30.08.2024 – 12.30 – Adesso Trieste presenterà un’interrogazione volta a comprendere quali azioni il Comune intende intraprendere nei confronti della precaria situazione delle fogne del Campo Profughi – Ostello Scout ‘Alpe Adria’ di Campo Sacro. La struttura infatti presenta da anni un sistema con sversamenti a cielo aperto che, se si verificasse una recrudescenza dei flussi migratori, porterebbe un’emergenza igienico-sanitaria. Era stata dopotutto proprio la motivazione relativa alla salute la principale causa dietro lo sgombero del Silos di Trieste.
Kevin Nicolini ha ripercorso oggi, venerdì 30 agosto, i fatti salienti in una conferenza stampa all’ombra del Municipio: se infatti la prima concessione ad Amis Scout Trieste risale al 2014, prorogata poi in periodo Covid, l’area è già stata utilizzato quale centro di accoglienza formalmente per cento persone, giungendo però alcune volte a duecento alloggiati. Il sistema fognario, è stato analizzato, si compone di una sola vasca di decantazione, dalla quale i rifiuti vengono divisi tra quelli solidi e liquidi; quest’ultimi confluiscono in una rete di tubature che, alla periferia del campo, le disperdono con tre diverse pompe, nel tentativo di farle assorbire dal terreno. La scelta, compiuta negli ultimi anni, di aver agganciato alcuni container coi servizi sanitari alla (debole) rete fognaria del campo ne ha provocato la saturazione; il terreno infatti è ormai fradicio di liquame che affiora in superficie. Secondo Adesso Trieste il Comune giuliano è consapevole da due anni di ciò, perchè vi era stata una segnalazione già il 7 ottobre 2022 tramite il servizio di prevenzione di ASUGI a seguito di alcune analisi del terreno scoperto contaminato dalle fogne.
La concessione dell’Ostello Scout alla Prefettura di Trieste, avvenuta il 20 maggio 2024, prevede l’utilizzo quale Centro Accoglienza Straordinaria (CAS) rinnovabile dopo due anni; però il sistema fognario non è ancora stato aggiornato, nonostante la struttura in teoria possa arrivare a contenere duecento persone.
Adesso Trieste ha inoltre rincarato come, secondo quanto appreso ieri, manchi da parte del Comune di Trieste lo studio di fattibilità tecnico-economico per l’utilizzo dell’area quale campo profughi.
L’interrogazione vuole allora sapere perchè il sistema fognario non è ancora stato riparato e, se vi è l’intenzione di farlo, quali saranno i costi e i tempi previsti.

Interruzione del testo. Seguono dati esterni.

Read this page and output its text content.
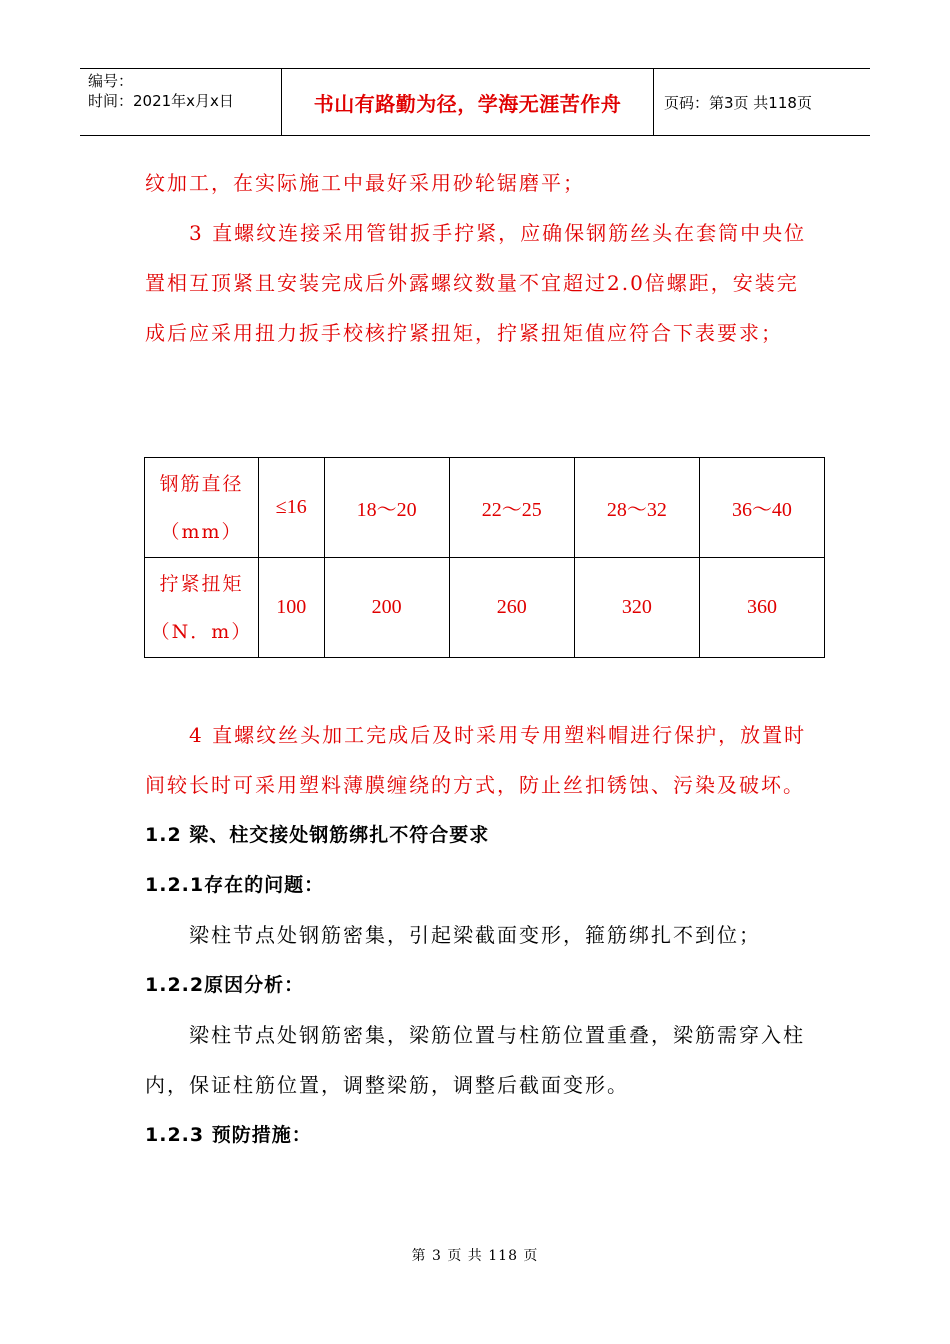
编号：
时间：2021年x月x日	书山有路勤为径，学海无涯苦作舟	页码：第3页 共118页

纹加工，在实际施工中最好采用砂轮锯磨平；

3 直螺纹连接采用管钳扳手拧紧，应确保钢筋丝头在套筒中央位置相互顶紧且安装完成后外露螺纹数量不宜超过2.0倍螺距，安装完成后应采用扭力扳手校核拧紧扭矩，拧紧扭矩值应符合下表要求；

钢筋直径
（mm）	≤16	18～20	22～25	28～32	36～40

拧紧扭矩
（N．m）	100	200	260	320	360

4 直螺纹丝头加工完成后及时采用专用塑料帽进行保护，放置时间较长时可采用塑料薄膜缠绕的方式，防止丝扣锈蚀、污染及破坏。

1.2 梁、柱交接处钢筋绑扎不符合要求

1.2.1存在的问题：

梁柱节点处钢筋密集，引起梁截面变形，箍筋绑扎不到位；

1.2.2原因分析：

梁柱节点处钢筋密集，梁筋位置与柱筋位置重叠，梁筋需穿入柱内，保证柱筋位置，调整梁筋，调整后截面变形。

1.2.3 预防措施：

第 3 页 共 118 页
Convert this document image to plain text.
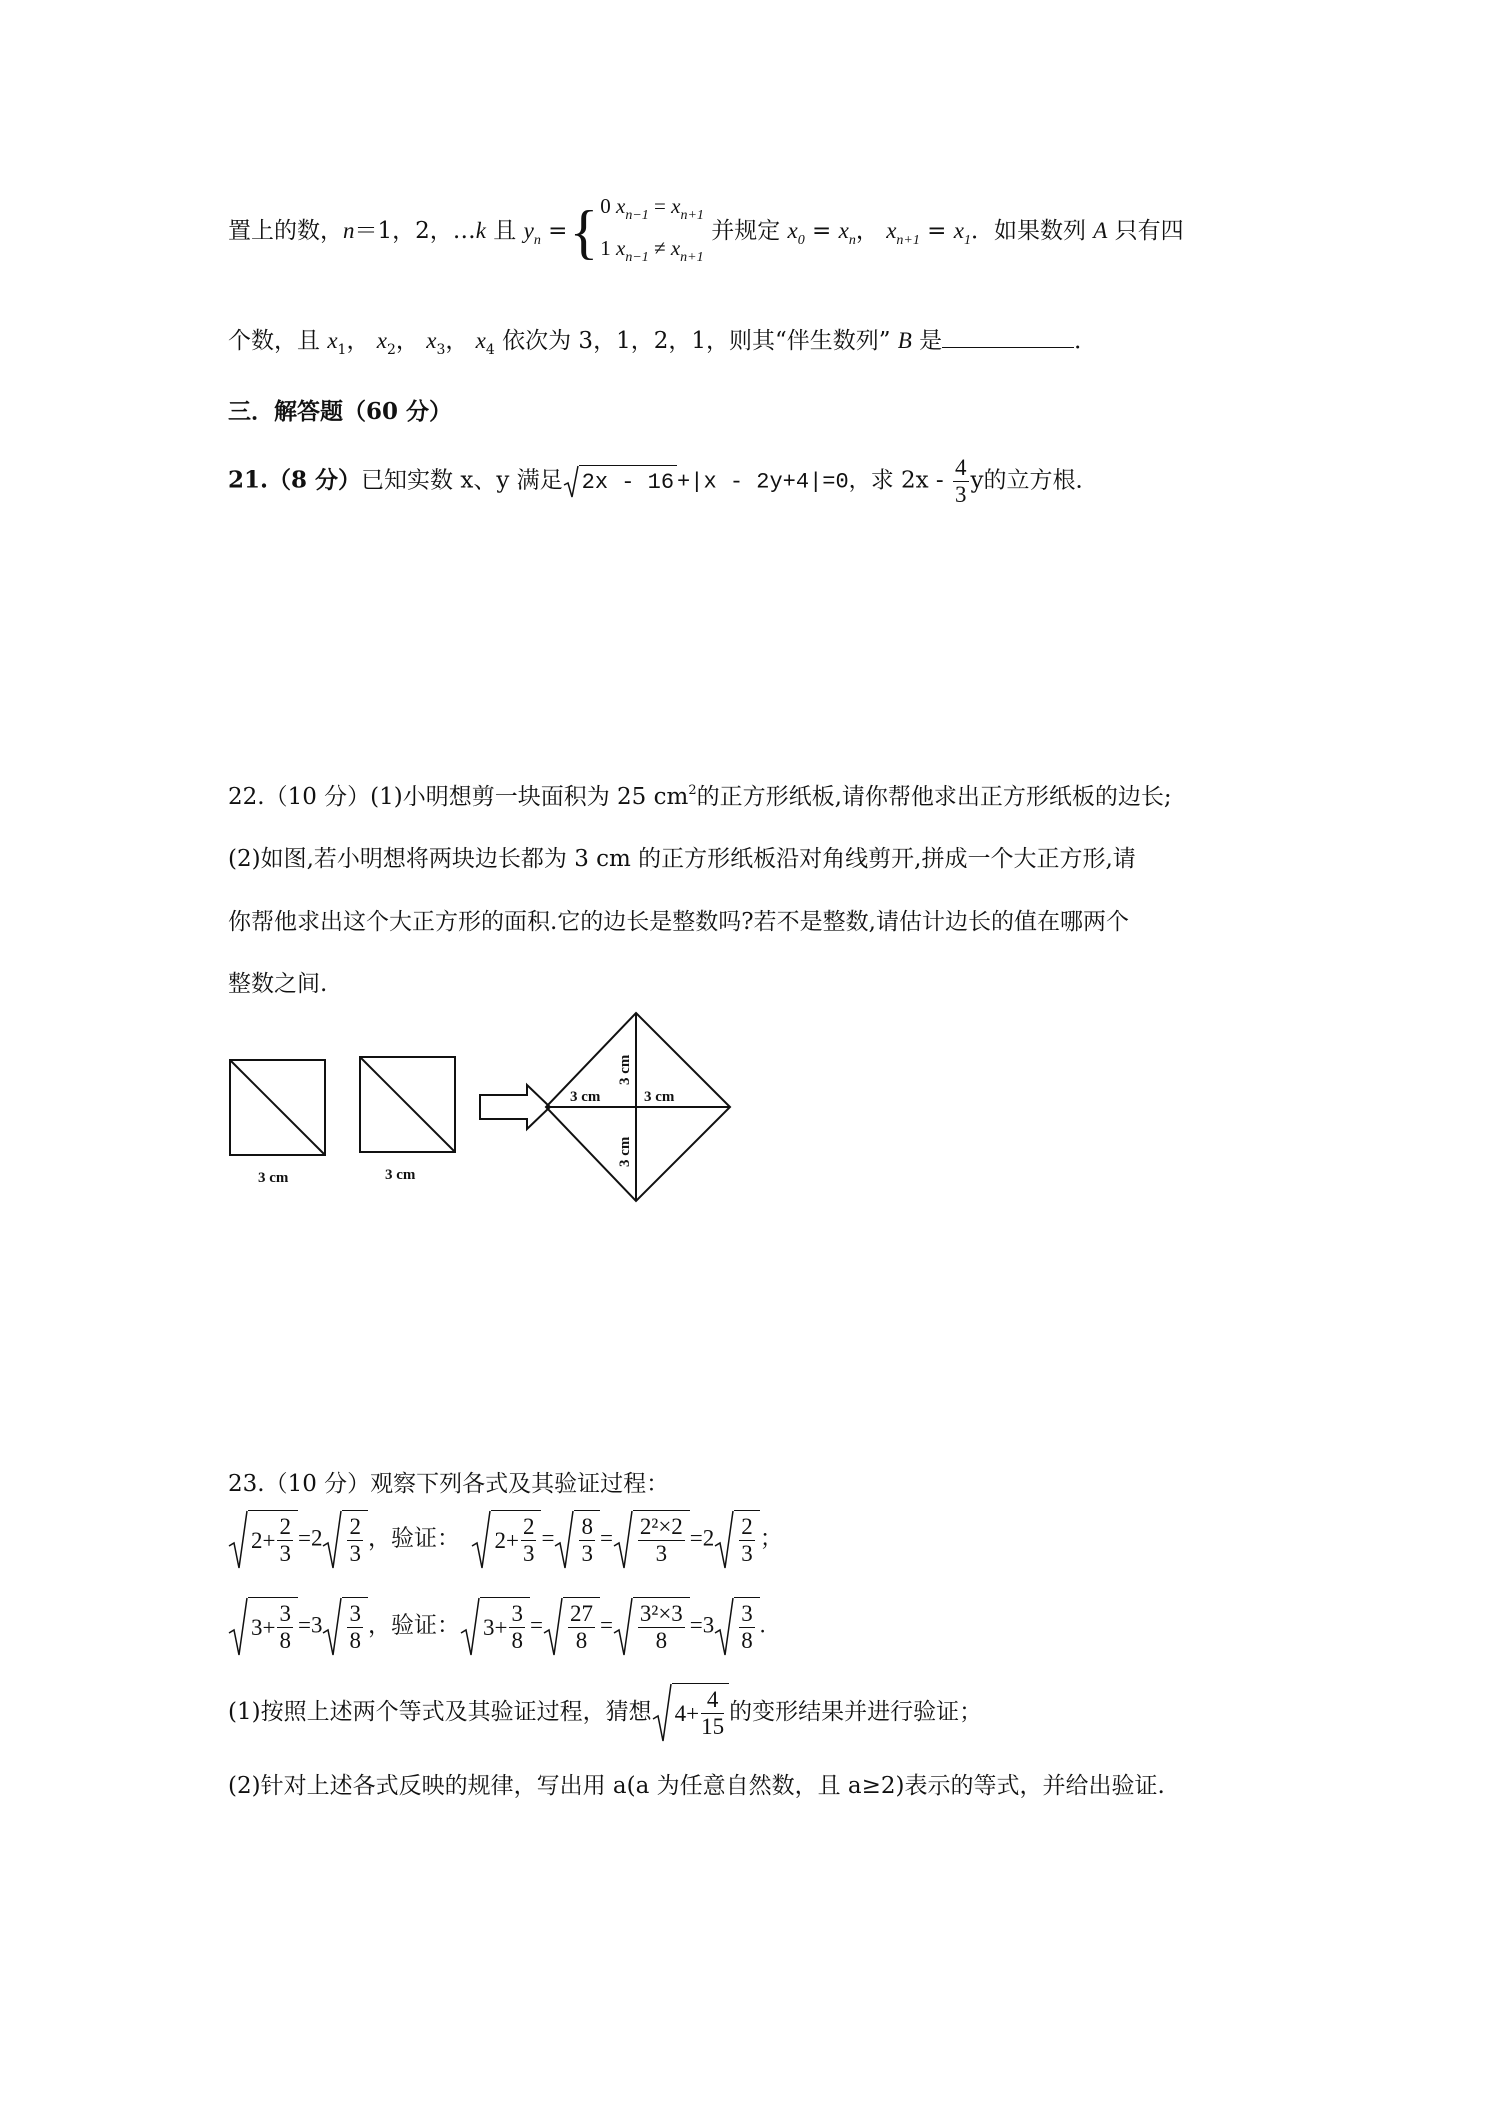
置上的数，n＝1，2，…k 且 $y_n$ ={ 0 $x_{n-1} = x_{n+1}$
1 $x_{n-1} \ne x_{n+1}$
并规定 $x_0 = x_n$， $x_{n+1} = x_1$．如果数列 A 只有四
个数，且 $x_1$， $x_2$， $x_3$， $x_4$ 依次为 3，1，2，1，则其“伴生数列” B 是	．
三．解答题（60 分）
21.（8 分）已知实数 x、y 满足 2x - 16 +|x - 2y+4|=0，求 $2x - \frac{4}{3}$ y的立方根．
22.（10 分）(1)小明想剪一块面积为 25 $cm^2$的正方形纸板,请你帮他求出正方形纸板的边长;
(2)如图,若小明想将两块边长都为 3 cm 的正方形纸板沿对角线剪开,拼成一个大正方形,请
你帮他求出这个大正方形的面积.它的边长是整数吗?若不是整数,请估计边长的值在哪两个
整数之间.
3 cm	3 cm
3 cm	3 cm
3 cm
3 cm
23.（10 分）观察下列各式及其验证过程：
$2+ \frac{2}{3} =2 \frac{2}{3}$ ，验证： $2+ \frac{2}{3} = \frac{8}{3} = \frac{\text{2²×2}}{3} =2 \frac{2}{3}$ ；
$3+ \frac{3}{8} =3 \frac{3}{8}$ ，验证： $3+ \frac{3}{8} = \frac{27}{8} = \frac{\text{3²×3}}{8} =3 \frac{3}{8}$ .
(1)按照上述两个等式及其验证过程，猜想 $4+ \frac{4}{15}$ 的变形结果并进行验证；
(2)针对上述各式反映的规律，写出用 a(a 为任意自然数，且 a≥2)表示的等式，并给出验证.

“Mi preme segnalare che siamo di fronte a una situazione molto grave, una prova di come la Giunta amministra la città – ha dichiarato Riccardo Laterza – Non solo si crea un danno ambientale e igienico sanitario, ma si inganna la propria stessa cittadinanza. Quando infatti si era scelto di trasferire le persone richiedenti asilo nel campo Scout, si aveva assicurato che la struttura era adeguata. Eppure adesso sappiamo che dal 2022, col primo riscontro ufficiale di ASUGI, il Comune sapeva che la struttura non era adatta. E’ chiaro che lo sgombero dal Silos è stato attuato onde nascondere i richiedenti asilo dalle visite istituzionali a luglio. Una situazione inaccettabile che rende evidenti le gravi responsabilità politico-amministrative della giunta Dipiazza”.
Ma quale alternativa all’Ostello Scout? Kevin Nicolini e Riccardo Laterza tornano a proporre la “struttura mercatale di via Gioia” che “ha tutti gli allacciamenti necessari e sufficienti servizi igienici”. “Non capiamo – hanno riflettuto – l’insistenza di voler togliere una struttura pensata e riservata agli Scout”.